Algunas horas más tarde fuimos testigos en directo de cómo las tropas fieles a
la democracia controlaban la situación en Venezolana de Televisión, capturaban
a los tomistas y llevaban a uno de ellos esposado, el jefecito de la camarilla,
un tenientucho al que llamaban “Comandante Gato”. Se trataba de Jesse Chacón.

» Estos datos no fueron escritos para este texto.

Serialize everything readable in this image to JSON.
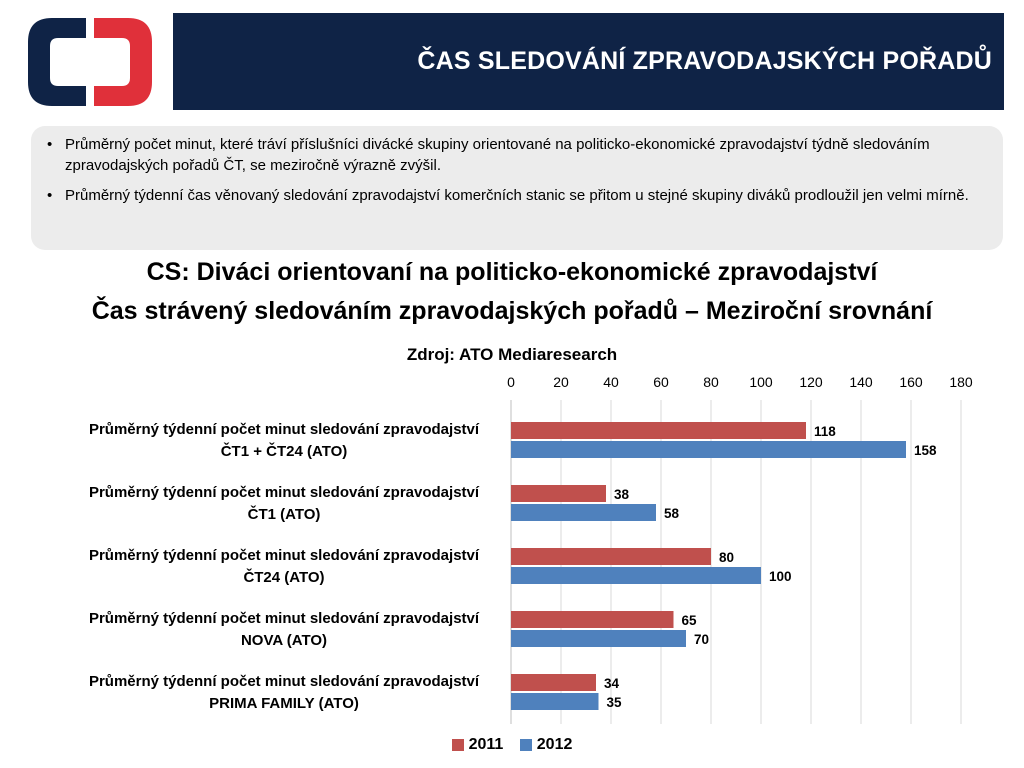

El tipo miraba a cámara y repetía febrilmente: “¡Viva Chávez!”. Ese mismo
sujeto sería, a la vuelta de unos años –y vaya ironía- Ministro de Información
y Comunicación del régimen chavista. Sí, el mismo hombre que había liderado la
masacre contra los vigilantes y trabajadores de la televisora del estado -su
gran incursión en el mundo de los medios masivos- era recompensado años más
tarde precisamente con esa cartera. Y no sería VTV el único canal con el que
acabaría el Comandante Gato, pues se encargaría de hacer lo mismo pero con
fachadita legal más tarde con RCTV. Vaya currículum el del teniente Chacón. Una
gema. Ojalá jamás se nos olvide.
El mes
en que murió mi padre, diciembre de 1994, yo estaba trabajando en un periódico
ubicado en La Candelaria. A razón de cumplirse el segundo aniversario de los
hechos del 27N, mi jefe me pidió reunirme con un fotógrafo en Parque Central que
tenía unas fotos tomadas justo antes de que se limpiara la escena que dejó la
masacre de VTV. La idea era hacer un reportaje de investigación para
desentrañar lo que había ocurrido en la televisora estatal ese día, la
información era difusa, había una suerte de velo sobre ella, las imágenes no
circulaban. Había mucho miedo alrededor del asunto. Me reuní finalmente con
el fotógrafo, me llevó a un lugar apartado y me mostró las fotos como quien
negocia con drogas duras. Ante esas imágenes que me enseñó en las escaleras de
emergencia del Edificio Catuche, yo no sabía si vomitar, golpear a alguien o
largarme a llorar. Todavía, honestamente, no lo sé. Lo único que puedo decir,
tantos años después, es que uno no imagina hasta dónde salpica la sangre cuando
se dispara tan a quemarropa y con tantísimo ensañamiento.
Así que
no caigamos en falsas epopeyas ni ayudemos a cultivar la épica del vacío que
caracteriza a estos tiempos. El 27 de noviembre es una fecha terrible, no hay
nada que celebrarle a este día abominable. Es una fecha donde se le dio un
disparo mortal a la democracia. Un día que sentenció la muerte de las
libertades. Hoy, 27 de noviembre de 2013, digan lo que digan los que vociferan
sus loas al chavismo y pretendan edulcorar el espanto de la historia, es definitivamente
un día de duelo.
Y lo
que se cumple hoy no es otra cosa que los 21 años de la masacre a los
trabajadores de Venezolana de Televisión a manos de la más inmunda violencia.